Viele deutschsprachige Katholiken haben ihren aus Argentinien stammenden Papst jedoch längst verinnerlicht. Allgemein fordern sie zum Beispiel eine "Kirche des Herausgehens", wie sie sich Jorge Bergoglio wünscht. Vatikan-Mitarbeiter, die mit den Vorbereitungen zur Synode befasst sind, wittern angesichts der Antworten aus Deutschland hingegen gezielten Lobbyismus liberaler Gruppen. Das zeigt wohl, wie schwierig der Weg zu einer Verständigung sein dürfte, auch unter den Bischöfen. Die Meinungen gehen bei den wesentlichen Streitpunkten etwa zur Frage einer Willkommenskultur für Homosexuelle oder der Zulassung zur Kommunion von wiederverheirateten Geschiedenen diametral auseinander.

Wieviel Einfluss darf die Wirklichkeit auf die theologische Wahrheit haben? So lautet die eigentliche Gretchenfrage der Synode, vielleicht sogar des Pontifikats. Für einige Prälaten steht deshalb nichts weniger als die Einheit der katholischen Kirche auf dem Spiel. Im deutschsprachigen Raum scheint nun die anfängliche Euphorie vieler Katholiken nach der ersten Befragungsrunde, die für manche einen Hauch innerkirchlicher Demokratie verströmte, verflogen.

Bei der ordentlichen Synode im Oktober erwarten Beobachter dann erneut den Zusammenprall der katholischen Kulturen, wie er bereits bei der ersten Runde zu beobachten war. Auffällig ist, dass die deutsche Kirche bei der Auseinandersetzung eine hervorgehobene Rolle hat. So kreist die Debatte einerseits um die Vorschläge des emeritierten Kurienkardinals Walter Kasper.

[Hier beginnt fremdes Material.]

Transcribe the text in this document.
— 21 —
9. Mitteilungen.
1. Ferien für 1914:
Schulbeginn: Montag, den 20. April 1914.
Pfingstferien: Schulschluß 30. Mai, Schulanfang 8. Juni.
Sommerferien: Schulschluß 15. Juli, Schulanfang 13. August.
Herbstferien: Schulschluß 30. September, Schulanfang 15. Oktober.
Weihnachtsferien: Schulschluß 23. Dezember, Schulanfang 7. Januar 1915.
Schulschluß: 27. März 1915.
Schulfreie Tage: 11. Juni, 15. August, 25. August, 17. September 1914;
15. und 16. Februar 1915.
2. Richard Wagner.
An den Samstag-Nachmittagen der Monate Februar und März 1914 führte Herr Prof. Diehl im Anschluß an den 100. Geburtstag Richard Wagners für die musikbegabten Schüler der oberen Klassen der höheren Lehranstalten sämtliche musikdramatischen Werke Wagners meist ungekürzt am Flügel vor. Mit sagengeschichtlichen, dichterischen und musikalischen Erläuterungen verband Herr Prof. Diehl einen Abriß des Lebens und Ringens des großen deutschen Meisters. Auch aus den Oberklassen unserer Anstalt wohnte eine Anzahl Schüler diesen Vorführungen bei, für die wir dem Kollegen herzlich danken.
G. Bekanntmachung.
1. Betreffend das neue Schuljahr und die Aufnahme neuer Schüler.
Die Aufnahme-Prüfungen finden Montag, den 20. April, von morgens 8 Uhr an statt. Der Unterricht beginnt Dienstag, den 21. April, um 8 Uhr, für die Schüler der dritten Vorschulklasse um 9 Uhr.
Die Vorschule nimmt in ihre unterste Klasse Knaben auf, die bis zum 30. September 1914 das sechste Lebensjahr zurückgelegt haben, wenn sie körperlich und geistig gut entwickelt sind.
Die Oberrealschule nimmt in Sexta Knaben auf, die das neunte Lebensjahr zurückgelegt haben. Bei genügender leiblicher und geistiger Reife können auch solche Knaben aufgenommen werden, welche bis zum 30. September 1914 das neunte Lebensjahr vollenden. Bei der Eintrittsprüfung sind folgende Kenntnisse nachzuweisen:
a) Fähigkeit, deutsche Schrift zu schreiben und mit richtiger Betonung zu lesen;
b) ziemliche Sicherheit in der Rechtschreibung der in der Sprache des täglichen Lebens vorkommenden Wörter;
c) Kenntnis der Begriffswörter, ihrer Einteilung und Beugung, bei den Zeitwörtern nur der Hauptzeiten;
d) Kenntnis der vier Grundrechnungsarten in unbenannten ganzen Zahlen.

Immer deutlicher präsentiert sich hingegen der deutsche Präfekt der Glaubenskongregation, Kardinal Gerhard Ludwig Müller, als Fels in der Brandung gegen eine mögliche Aufweichung von Doktrin und Seelsorge. Erst bezeichnete er die Idee, die Ortskirchen über einzelne Aspekte beim Thema Ehe und Familie entscheiden zu lassen als "absolut antikatholisch".

Der Vorsitzende der Deutschen Bischofskonferenz, Kardinal Reinhard Marx, hatte zuvor behauptet, die deutschen Bistümer seien "keine Filialen von Rom" und könnten sich von der Synode nicht im Detail die Linien der Familienpastoral vorschreiben lassen. Müller fürchtet Sonderwege, wie sie etwa mit einer Handreichung in Freiburg unter Erzbischof Robert Zollitsch gegangen wurden.

Zuletzt erregte der Präfekt der Glaubenskongregation Aufsehen, als er die Aufgabe seiner Behörde in einer "theologischen Strukturierung" des Pontifikats erkannte. In Rom wurde der wie beiläufig in einem Interview der französischen Zeitung La Croix geäußerte Satz vor allem in Richtung Papst Franziskus interpretiert. Als kaum verheimlichter Vorwurf, dem gegenwärtigen Pontifikat fehle es an theologischer Struktur.